I’m not going to go through the entire lineup line by line and talk about every artist because you have eyes and know how to read, so allow me to highlight a few notable names you can find on this thing. Never thought I’d see the day when Limp Bizkit was on a Lollapalooza lineup, let alone on the third line. 16-year-old me would be losing his mind over that. Nice to see Modest Mouse back in action, and keeping my fingers crossed they still break out some of the classics when performing live. Shout out to Chicago rapper Polo G for what’s poised to be his breakout year in 2021. Love to local heroes Whitney and Rookie as well.

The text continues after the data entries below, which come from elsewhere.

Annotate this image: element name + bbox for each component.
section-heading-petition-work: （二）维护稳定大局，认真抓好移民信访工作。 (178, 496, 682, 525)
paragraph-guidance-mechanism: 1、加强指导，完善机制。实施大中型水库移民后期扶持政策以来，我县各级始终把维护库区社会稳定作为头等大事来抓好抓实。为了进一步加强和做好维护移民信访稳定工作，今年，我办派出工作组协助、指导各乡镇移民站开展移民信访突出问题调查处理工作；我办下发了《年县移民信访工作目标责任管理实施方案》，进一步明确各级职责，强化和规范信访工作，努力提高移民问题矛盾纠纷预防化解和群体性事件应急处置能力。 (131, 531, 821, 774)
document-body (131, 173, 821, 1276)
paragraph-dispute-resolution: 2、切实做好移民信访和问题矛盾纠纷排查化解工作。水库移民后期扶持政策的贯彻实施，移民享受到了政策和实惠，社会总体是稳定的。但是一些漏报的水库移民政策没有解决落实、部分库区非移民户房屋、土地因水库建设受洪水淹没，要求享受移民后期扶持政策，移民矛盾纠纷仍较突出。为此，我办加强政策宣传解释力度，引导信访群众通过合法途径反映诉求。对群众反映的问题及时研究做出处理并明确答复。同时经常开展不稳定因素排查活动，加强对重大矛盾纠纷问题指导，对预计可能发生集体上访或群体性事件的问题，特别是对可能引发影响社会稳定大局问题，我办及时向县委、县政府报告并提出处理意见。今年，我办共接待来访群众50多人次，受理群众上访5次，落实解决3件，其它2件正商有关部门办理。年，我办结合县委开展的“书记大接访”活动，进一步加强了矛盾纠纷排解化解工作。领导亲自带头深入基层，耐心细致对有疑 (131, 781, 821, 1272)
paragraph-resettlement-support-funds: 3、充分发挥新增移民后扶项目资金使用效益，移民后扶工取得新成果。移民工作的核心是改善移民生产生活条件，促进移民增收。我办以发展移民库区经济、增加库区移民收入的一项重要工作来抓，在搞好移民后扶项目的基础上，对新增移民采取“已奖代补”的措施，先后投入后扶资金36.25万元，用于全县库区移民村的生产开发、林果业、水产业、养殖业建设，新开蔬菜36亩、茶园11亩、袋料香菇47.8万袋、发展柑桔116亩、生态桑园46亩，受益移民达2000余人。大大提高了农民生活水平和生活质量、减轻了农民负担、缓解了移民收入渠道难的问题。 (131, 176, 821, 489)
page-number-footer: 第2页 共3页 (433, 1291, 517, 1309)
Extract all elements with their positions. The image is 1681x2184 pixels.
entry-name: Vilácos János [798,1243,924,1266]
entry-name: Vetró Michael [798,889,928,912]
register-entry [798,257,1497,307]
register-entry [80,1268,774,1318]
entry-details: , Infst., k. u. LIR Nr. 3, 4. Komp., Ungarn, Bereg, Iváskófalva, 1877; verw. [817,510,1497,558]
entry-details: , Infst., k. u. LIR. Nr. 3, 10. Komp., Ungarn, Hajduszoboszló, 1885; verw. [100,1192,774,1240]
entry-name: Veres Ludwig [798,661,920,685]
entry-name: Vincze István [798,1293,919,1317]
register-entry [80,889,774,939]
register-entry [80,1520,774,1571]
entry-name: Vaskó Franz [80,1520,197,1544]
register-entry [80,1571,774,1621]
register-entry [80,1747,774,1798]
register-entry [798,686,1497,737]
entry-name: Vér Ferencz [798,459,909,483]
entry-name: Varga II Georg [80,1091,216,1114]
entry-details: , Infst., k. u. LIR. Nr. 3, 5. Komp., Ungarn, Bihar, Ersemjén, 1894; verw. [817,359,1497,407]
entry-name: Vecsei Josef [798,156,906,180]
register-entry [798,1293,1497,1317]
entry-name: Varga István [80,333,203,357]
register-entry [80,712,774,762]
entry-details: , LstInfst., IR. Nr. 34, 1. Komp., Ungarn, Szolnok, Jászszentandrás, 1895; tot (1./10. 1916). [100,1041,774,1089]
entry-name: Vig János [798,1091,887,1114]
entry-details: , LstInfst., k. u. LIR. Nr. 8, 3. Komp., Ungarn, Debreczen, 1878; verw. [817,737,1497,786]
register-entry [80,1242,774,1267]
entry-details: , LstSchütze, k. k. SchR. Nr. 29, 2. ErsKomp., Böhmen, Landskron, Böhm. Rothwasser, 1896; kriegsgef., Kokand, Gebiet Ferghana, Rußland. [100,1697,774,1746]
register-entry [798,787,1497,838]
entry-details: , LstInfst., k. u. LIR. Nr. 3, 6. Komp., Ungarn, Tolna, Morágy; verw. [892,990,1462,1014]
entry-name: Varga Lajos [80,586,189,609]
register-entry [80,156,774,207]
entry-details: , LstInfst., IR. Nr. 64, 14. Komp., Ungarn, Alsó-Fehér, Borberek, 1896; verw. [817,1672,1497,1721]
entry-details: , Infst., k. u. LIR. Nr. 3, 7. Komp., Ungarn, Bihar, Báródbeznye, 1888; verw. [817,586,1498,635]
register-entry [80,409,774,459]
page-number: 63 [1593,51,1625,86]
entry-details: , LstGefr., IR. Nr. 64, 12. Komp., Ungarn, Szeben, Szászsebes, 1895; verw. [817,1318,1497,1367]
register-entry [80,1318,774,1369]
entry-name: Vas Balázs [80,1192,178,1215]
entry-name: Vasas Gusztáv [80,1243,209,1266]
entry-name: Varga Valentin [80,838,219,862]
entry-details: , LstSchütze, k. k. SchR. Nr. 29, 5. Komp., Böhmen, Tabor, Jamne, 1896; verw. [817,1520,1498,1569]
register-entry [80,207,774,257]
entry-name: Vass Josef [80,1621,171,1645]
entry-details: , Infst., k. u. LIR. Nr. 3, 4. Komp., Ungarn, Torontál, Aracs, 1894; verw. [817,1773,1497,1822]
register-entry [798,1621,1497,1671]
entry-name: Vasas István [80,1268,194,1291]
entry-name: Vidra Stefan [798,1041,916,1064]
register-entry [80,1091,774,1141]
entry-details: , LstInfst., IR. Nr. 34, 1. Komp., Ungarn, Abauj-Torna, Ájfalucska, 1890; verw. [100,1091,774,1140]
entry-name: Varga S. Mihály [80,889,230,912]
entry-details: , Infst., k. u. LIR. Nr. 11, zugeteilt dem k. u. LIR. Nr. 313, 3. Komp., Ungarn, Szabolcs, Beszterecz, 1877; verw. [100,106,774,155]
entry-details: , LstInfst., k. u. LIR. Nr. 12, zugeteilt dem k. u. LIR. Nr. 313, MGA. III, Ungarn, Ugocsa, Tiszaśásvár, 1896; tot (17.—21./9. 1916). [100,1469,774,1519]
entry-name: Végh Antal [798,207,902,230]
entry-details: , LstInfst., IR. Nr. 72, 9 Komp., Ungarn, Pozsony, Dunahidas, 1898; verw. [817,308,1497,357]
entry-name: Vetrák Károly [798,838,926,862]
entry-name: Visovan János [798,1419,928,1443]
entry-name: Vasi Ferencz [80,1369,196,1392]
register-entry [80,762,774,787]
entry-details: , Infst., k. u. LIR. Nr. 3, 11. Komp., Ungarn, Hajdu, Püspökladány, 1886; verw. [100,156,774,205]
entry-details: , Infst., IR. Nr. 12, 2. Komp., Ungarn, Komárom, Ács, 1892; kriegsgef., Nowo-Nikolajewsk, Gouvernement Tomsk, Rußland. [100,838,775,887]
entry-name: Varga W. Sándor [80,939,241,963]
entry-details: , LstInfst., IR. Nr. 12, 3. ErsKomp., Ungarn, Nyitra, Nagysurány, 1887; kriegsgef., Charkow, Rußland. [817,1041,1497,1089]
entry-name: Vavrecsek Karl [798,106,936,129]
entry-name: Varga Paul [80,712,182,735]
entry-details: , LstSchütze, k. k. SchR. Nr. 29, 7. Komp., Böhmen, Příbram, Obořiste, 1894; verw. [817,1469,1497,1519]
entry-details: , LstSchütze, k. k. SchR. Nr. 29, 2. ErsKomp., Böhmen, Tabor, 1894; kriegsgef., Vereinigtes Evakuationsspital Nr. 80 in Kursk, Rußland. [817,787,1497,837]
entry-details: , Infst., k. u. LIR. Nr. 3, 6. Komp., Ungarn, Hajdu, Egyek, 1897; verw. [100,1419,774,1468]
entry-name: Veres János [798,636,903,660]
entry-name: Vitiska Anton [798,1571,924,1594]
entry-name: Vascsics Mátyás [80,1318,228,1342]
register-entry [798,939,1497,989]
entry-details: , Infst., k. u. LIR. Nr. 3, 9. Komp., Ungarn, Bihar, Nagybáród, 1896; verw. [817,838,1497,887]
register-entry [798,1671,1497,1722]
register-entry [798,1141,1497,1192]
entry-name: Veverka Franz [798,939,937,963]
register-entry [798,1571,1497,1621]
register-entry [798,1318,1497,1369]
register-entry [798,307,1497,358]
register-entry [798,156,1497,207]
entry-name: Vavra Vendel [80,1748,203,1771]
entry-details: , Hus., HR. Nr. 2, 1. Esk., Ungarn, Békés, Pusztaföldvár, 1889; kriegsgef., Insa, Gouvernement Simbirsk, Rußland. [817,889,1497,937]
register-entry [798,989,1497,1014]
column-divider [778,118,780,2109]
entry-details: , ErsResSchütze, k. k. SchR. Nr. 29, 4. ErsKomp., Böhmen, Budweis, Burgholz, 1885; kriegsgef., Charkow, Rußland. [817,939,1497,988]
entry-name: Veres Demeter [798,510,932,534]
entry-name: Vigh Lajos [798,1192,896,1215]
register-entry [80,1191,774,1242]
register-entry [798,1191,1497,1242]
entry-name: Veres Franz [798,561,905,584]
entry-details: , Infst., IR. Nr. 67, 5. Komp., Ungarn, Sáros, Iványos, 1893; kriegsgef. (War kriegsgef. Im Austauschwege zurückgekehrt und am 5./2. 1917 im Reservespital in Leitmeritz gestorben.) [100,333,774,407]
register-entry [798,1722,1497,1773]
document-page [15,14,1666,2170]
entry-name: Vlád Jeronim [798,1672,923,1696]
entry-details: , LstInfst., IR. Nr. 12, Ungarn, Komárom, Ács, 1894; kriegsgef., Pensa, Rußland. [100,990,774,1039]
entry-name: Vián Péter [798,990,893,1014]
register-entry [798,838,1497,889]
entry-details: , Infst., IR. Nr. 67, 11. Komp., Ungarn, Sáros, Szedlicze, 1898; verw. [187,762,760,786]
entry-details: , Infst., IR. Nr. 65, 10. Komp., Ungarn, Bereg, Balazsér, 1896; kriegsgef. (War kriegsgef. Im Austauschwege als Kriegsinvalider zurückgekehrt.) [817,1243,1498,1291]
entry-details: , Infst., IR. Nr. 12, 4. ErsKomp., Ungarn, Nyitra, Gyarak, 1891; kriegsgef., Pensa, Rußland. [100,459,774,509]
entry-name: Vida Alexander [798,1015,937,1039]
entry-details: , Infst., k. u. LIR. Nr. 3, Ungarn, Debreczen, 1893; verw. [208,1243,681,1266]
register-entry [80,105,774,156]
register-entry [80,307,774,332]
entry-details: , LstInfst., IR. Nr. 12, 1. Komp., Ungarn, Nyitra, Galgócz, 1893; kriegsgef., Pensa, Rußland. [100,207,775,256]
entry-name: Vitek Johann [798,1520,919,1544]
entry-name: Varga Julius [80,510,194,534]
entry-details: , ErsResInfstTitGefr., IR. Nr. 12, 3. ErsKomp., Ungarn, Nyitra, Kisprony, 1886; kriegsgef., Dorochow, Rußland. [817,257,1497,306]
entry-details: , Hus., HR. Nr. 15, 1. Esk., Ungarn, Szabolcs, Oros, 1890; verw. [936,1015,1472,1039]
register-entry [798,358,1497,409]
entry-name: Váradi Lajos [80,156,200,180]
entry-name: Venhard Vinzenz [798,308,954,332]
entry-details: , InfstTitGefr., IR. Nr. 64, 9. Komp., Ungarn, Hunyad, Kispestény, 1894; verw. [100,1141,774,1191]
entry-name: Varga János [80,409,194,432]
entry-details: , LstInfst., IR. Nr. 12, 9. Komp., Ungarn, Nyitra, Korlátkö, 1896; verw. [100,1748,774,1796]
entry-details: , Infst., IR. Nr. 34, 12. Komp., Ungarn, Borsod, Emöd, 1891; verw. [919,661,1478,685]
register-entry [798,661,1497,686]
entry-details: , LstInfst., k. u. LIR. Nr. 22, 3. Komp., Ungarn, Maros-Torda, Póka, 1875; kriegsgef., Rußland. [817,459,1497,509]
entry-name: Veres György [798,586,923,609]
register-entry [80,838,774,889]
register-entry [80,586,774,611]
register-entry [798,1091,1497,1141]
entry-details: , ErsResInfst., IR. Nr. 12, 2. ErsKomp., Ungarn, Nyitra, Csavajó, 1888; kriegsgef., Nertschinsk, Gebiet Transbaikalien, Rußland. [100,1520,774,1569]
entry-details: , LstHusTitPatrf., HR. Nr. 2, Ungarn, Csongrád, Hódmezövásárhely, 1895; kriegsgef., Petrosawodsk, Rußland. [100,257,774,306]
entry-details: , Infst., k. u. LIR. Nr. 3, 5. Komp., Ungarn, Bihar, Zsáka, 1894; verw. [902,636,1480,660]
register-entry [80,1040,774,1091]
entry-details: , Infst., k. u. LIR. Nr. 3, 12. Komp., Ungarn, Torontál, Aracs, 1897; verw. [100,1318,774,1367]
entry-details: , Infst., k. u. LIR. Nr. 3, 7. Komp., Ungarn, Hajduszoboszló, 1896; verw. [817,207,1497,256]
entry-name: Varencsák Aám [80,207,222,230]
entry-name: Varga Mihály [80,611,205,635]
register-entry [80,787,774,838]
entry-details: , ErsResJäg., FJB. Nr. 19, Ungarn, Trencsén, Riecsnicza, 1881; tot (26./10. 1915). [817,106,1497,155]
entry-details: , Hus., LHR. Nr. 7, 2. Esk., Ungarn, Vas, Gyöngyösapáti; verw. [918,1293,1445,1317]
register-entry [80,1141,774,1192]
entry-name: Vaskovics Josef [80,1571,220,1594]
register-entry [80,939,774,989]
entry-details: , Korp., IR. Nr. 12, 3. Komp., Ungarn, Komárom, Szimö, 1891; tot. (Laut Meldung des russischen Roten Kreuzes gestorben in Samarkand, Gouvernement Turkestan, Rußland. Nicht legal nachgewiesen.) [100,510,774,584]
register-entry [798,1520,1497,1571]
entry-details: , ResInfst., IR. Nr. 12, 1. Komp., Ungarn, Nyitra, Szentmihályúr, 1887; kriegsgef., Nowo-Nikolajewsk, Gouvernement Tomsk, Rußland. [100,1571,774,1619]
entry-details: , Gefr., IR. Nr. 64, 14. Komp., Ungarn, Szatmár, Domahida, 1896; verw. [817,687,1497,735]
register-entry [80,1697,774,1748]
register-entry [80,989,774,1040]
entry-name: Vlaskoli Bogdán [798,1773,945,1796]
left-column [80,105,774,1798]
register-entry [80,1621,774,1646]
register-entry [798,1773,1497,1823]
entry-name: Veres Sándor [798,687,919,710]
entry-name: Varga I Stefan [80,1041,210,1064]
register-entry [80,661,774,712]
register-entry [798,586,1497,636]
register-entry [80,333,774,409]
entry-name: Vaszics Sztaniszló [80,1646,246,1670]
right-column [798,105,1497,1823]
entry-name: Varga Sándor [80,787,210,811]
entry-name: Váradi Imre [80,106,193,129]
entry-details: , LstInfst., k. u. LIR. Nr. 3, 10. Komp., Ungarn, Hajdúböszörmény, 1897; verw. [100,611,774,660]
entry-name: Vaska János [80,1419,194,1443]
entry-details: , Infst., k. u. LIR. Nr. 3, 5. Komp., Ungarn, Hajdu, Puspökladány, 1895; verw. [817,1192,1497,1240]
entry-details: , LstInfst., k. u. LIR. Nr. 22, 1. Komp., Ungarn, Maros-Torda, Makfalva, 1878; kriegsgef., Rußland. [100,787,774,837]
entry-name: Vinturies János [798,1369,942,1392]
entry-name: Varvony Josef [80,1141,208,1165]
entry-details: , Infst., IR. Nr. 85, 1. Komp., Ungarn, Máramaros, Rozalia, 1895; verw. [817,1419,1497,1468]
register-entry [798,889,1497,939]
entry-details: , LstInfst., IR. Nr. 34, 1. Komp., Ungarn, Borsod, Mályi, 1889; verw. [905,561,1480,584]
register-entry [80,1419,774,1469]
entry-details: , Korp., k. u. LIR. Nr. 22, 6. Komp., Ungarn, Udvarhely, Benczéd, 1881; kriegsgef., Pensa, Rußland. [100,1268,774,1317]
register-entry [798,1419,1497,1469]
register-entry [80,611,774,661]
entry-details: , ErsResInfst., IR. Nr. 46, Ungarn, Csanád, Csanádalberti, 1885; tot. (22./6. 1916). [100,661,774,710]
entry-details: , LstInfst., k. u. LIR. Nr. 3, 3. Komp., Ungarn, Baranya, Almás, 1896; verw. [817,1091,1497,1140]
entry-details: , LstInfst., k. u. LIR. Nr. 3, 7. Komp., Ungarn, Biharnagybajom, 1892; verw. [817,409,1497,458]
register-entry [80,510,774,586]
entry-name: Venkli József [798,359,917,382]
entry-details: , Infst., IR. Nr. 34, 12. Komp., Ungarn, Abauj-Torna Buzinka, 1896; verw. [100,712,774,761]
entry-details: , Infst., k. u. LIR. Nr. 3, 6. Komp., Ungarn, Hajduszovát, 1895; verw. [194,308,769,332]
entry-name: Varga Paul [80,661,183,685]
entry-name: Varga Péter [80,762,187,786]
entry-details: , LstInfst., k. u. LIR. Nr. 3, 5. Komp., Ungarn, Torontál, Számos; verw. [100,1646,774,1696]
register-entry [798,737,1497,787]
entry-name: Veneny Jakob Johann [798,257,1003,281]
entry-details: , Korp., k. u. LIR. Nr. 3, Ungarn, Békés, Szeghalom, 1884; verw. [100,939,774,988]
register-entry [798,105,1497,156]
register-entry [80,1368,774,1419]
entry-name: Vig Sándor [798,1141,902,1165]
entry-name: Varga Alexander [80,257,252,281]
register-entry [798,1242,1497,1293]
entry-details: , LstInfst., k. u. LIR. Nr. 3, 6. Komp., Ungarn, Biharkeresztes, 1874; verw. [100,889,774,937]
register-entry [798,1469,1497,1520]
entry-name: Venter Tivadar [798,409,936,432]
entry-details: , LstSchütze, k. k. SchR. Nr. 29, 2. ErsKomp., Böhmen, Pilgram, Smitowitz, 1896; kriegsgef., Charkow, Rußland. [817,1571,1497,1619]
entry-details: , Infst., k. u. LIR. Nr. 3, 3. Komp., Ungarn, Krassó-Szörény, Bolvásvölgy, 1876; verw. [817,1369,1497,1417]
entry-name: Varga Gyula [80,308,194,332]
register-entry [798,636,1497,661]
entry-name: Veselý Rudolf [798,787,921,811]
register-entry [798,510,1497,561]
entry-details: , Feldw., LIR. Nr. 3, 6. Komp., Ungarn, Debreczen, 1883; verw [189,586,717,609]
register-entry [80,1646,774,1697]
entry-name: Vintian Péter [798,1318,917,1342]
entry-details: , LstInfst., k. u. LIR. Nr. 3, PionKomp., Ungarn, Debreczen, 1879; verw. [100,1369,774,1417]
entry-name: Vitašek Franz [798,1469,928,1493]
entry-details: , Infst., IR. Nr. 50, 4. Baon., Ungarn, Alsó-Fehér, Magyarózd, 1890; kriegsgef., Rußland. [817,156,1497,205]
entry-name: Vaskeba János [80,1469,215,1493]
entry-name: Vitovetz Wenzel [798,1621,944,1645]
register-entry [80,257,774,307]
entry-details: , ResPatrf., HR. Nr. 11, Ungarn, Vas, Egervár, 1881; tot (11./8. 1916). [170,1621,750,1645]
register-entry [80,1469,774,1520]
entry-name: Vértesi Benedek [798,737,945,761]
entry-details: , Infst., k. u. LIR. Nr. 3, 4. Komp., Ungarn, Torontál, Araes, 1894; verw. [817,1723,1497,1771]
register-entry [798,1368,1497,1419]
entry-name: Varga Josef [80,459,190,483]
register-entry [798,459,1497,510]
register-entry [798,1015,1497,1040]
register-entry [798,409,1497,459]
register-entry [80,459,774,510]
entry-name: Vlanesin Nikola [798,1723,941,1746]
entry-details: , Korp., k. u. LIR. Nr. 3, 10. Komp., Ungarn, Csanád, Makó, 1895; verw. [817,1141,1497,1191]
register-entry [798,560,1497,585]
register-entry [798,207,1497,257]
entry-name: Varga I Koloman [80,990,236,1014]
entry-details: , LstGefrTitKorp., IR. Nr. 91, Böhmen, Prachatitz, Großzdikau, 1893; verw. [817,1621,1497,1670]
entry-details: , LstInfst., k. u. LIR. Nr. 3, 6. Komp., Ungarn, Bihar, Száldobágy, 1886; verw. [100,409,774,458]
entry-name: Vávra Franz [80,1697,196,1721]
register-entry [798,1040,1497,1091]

Based on past experiences I can tell you that Rico Nasty and JPEGMAFIA both put on pretty wild and insanely fun sets, so those will be something to look forward to. Seriously, JPEGMAFIA gave one of the best festival performances I’ve ever seen a couple of years ago at Pitchfork. Not to be missed! Slowthai is super impressive too, and despite being a British rapper I still wound up trapped in an extremely violent mosh pit when I saw him in 2019. If you can get the crowd moving like that, it’s worth the price of admission. mxmtoon, Noga Erez, and Boy Pablo are all up-and-coming pop artists that will likely command much bigger stages in the future. Cool to see Hinds and Porches show up at this festival, even if they’re on the lower half of the poster. Allow me to give a big thumbs up to Aly & AJ, Goth Babe, and Chiiild as well – all artists worth checking out.

There’s plenty more good and worthwhile artists on this year’s Lollapalooza lineup that I haven’t named, so as always I encourage you to spend a little time familiarizing yourself with these acts. You may just discover something you love, whether you actually attend the festival or not. 4-day passes for Lollapalooza 2021 are on sale now, with an initial GA price of $350. Prices will go up as more tickets are sold, so you may want to buy sooner rather than later. Single-day tickets and day-by-day lineups will likely be revealed in a week or two.